Operation bei Epilepsie früher prüfen?

Bei einem epileptischen Anfall spricht man auch vom „Gewitter im Kopf“: Große Partien der Nervenzellen sind übererregt und entladen sich gleichzeitig – Foto: ©Kateryna_Kon - stock.adobe.com
Zwischen 500.000 und 650.000 Menschen in Deutschland leiden unter Epilepsie. Rund 70 Prozent von ihnen können dank moderner Antikonvulsiva anfallsfrei leben. „Das bedeutet aber auch, dass bei fast jedem dritten Betroffenen die medikamentöse Therapie allein nicht ausreicht“, sagt Professor Felix Rosenow, Leiter des Epilepsiezentrums Frankfurt Rhein-Main der Goethe Universität Frankfurt/Main und Vizepräsident der Deutschen Gesellschaft für Klinische Neurophysiologie und Funktionelle Bildgebung e.V. (DGKN). Für diese Patienten stelle die operative Entfernung des Epilepsieherdes eine wichtige Behandlungsmöglichkeit dar.
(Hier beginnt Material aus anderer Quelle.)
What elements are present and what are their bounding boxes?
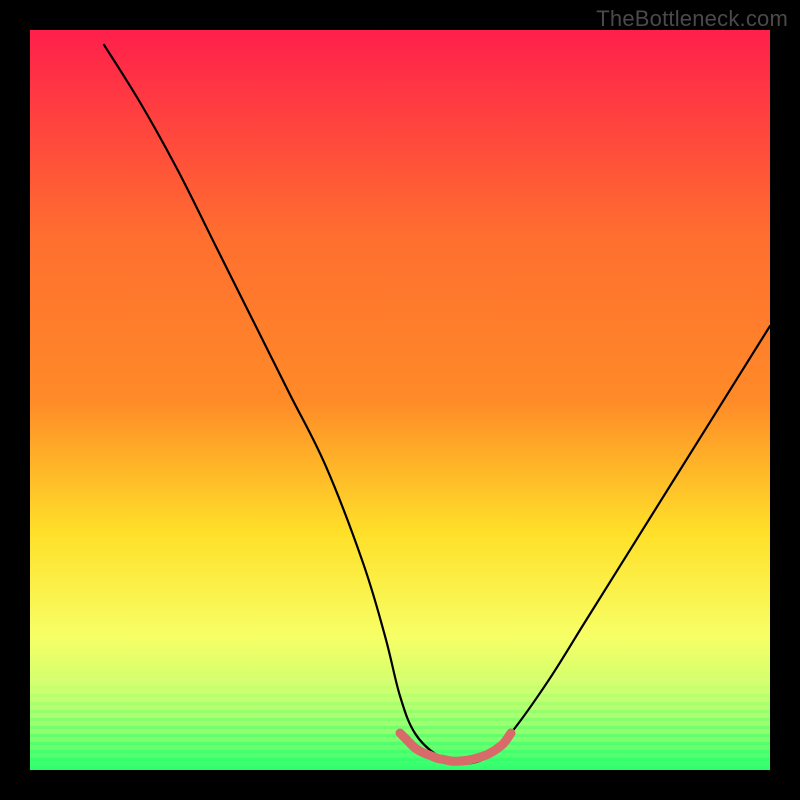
stripe: [30, 742, 770, 745]
stripe: [30, 710, 770, 713]
gradient-background: [30, 30, 770, 770]
stripe: [30, 758, 770, 761]
watermark-text: TheBottleneck.com: [596, 6, 788, 32]
plot-area: [30, 30, 770, 770]
chart-frame: TheBottleneck.com: [0, 0, 800, 800]
stripe: [30, 678, 770, 681]
stripe: [30, 718, 770, 721]
plot-svg: [30, 30, 770, 770]
stripe: [30, 750, 770, 753]
stripe: [30, 686, 770, 689]
stripe: [30, 702, 770, 705]
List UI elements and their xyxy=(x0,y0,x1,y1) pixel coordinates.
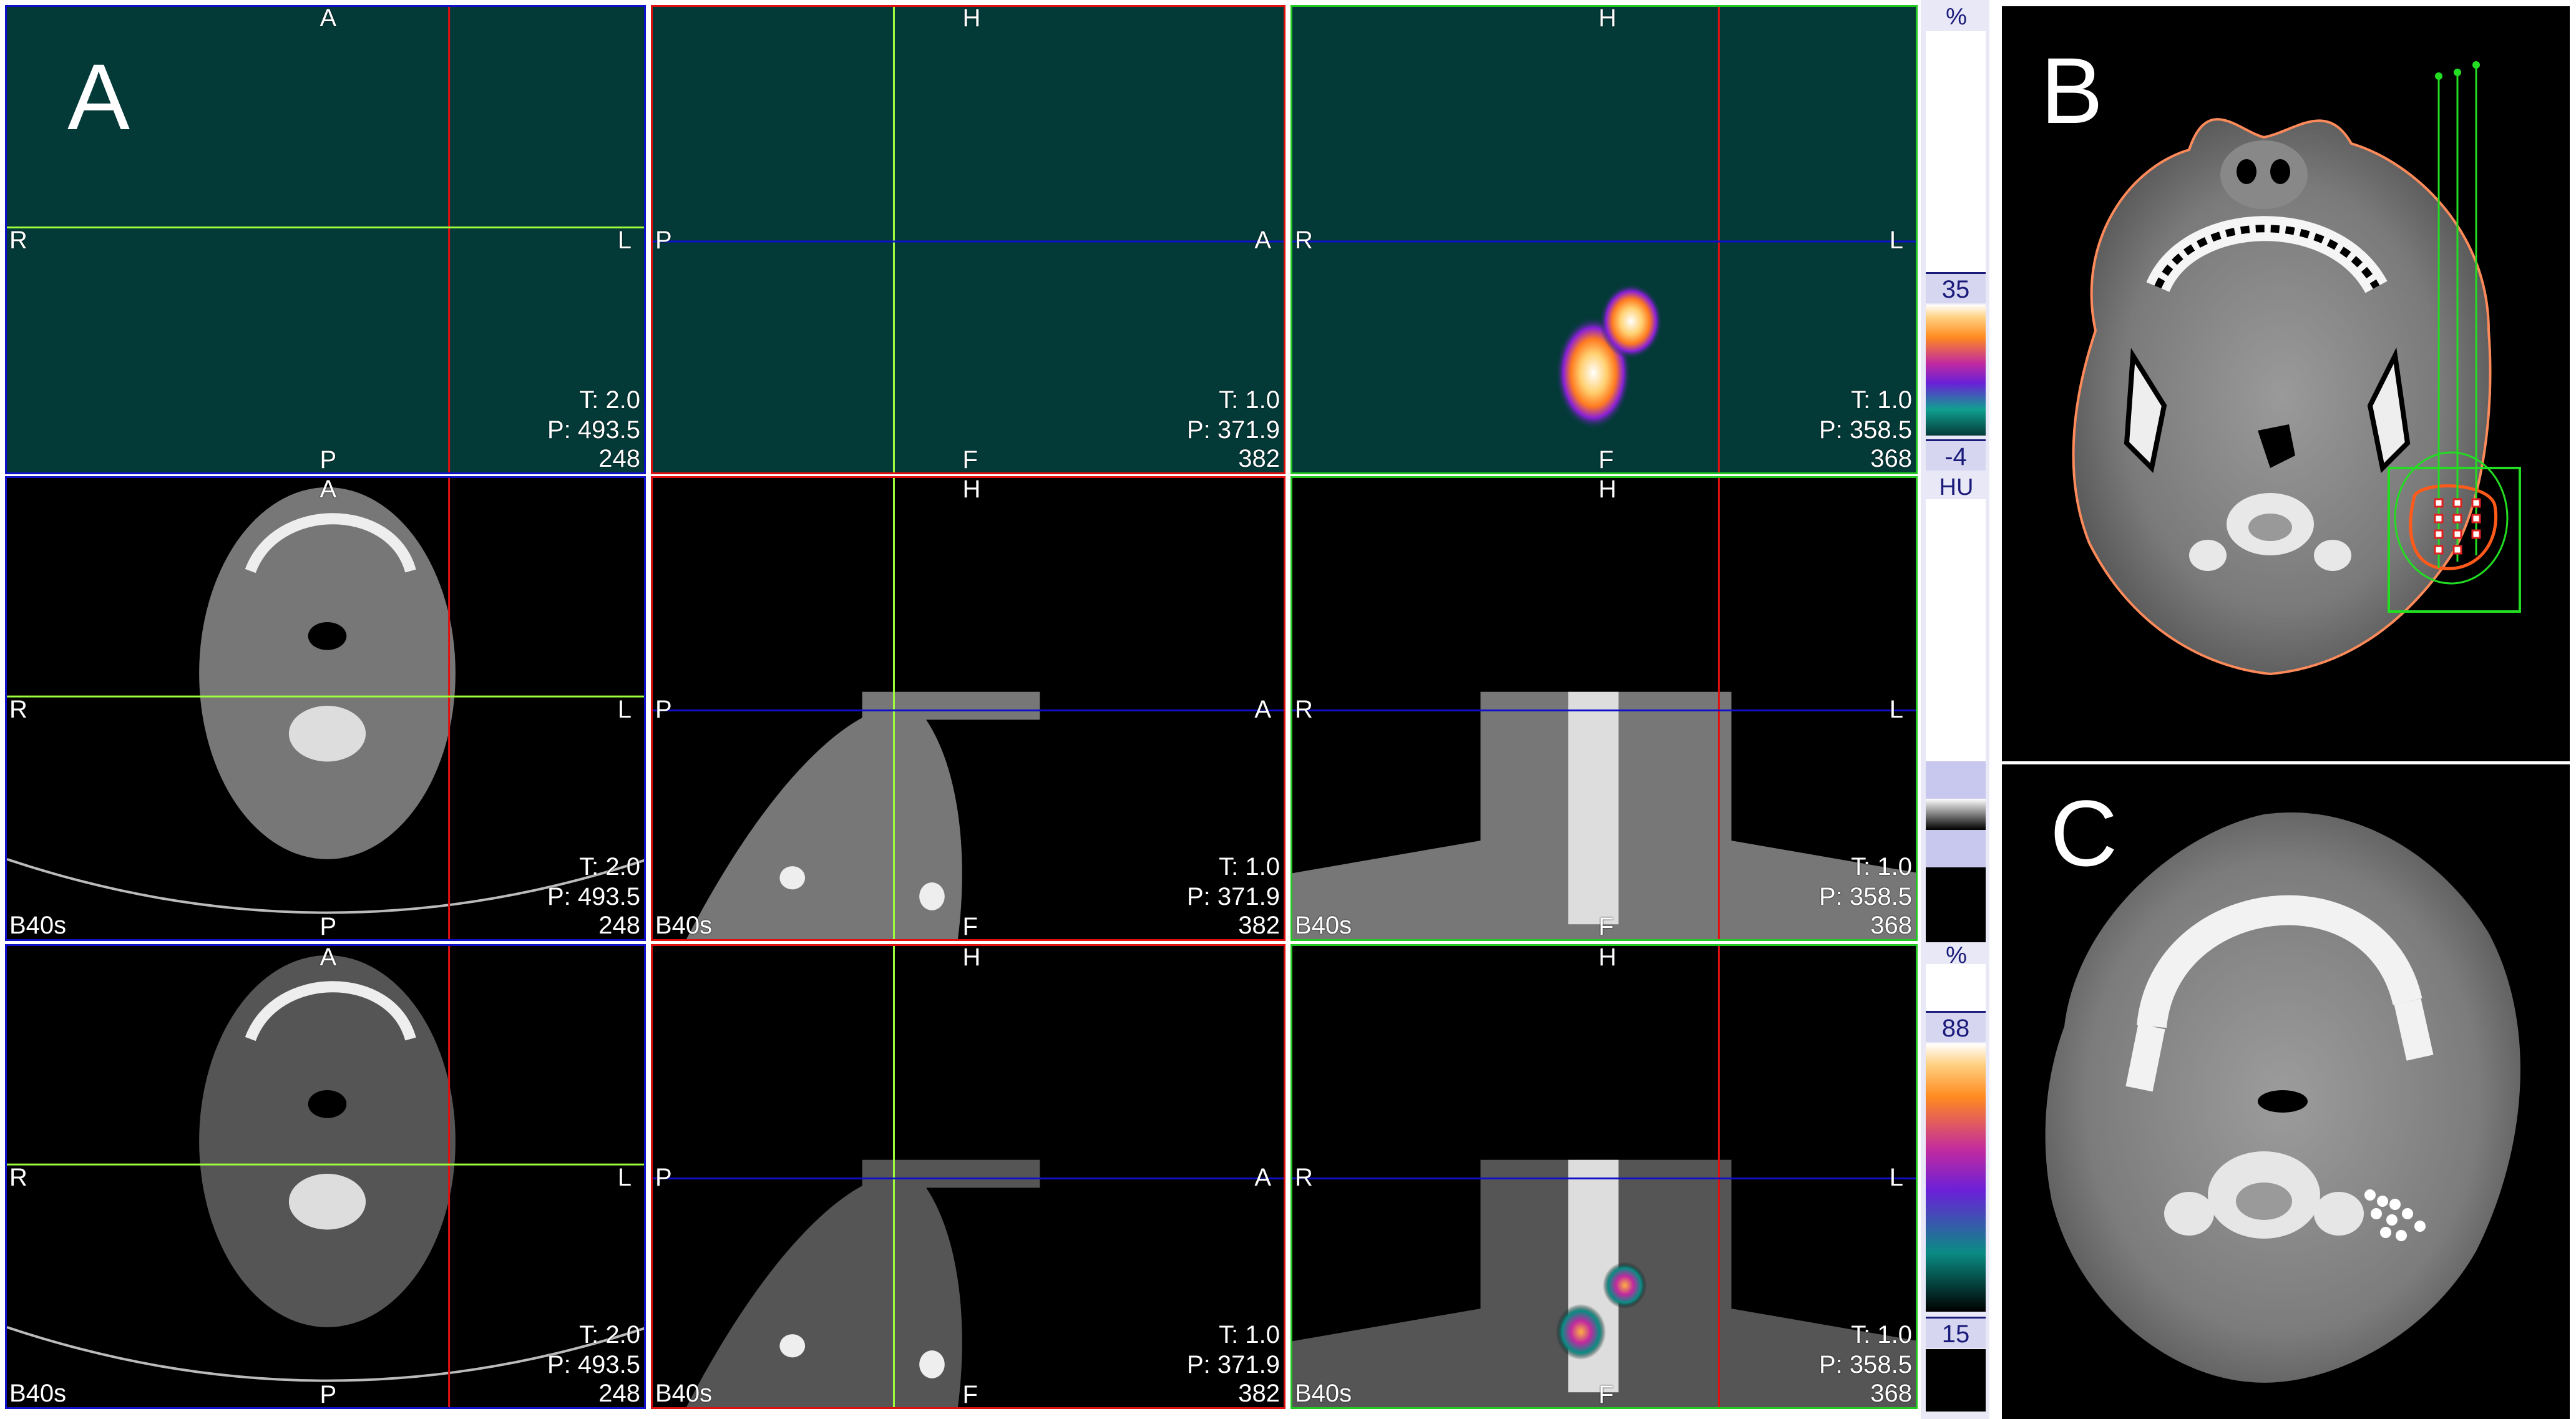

Dennoch wird eine Operation bei Epilepsie noch immer zu selten oder zu spät genutzt, kritisiert die DGKN. Durch das Zögern gehe gerade für junge Menschen in ihrer Entwicklung viel wertvolle Zeit verloren.
Antikonvulsiva haben häufig starke Nebenwirkungen
Eine Epilepsie entsteht häufig bereits in der Kindheit. Und gerade in jungen Jahren kann die Erkrankung die Entwicklung beeinträchtigen und berufliche sowie soziale Möglichkeiten stark einschränken. Der DGKN zufolge könnten durch eine Operation rund zwei Drittel der jugendlichen Patienten dauerhaft anfallsfrei werden, bei Erwachsenen immerhin noch 58 Prozent.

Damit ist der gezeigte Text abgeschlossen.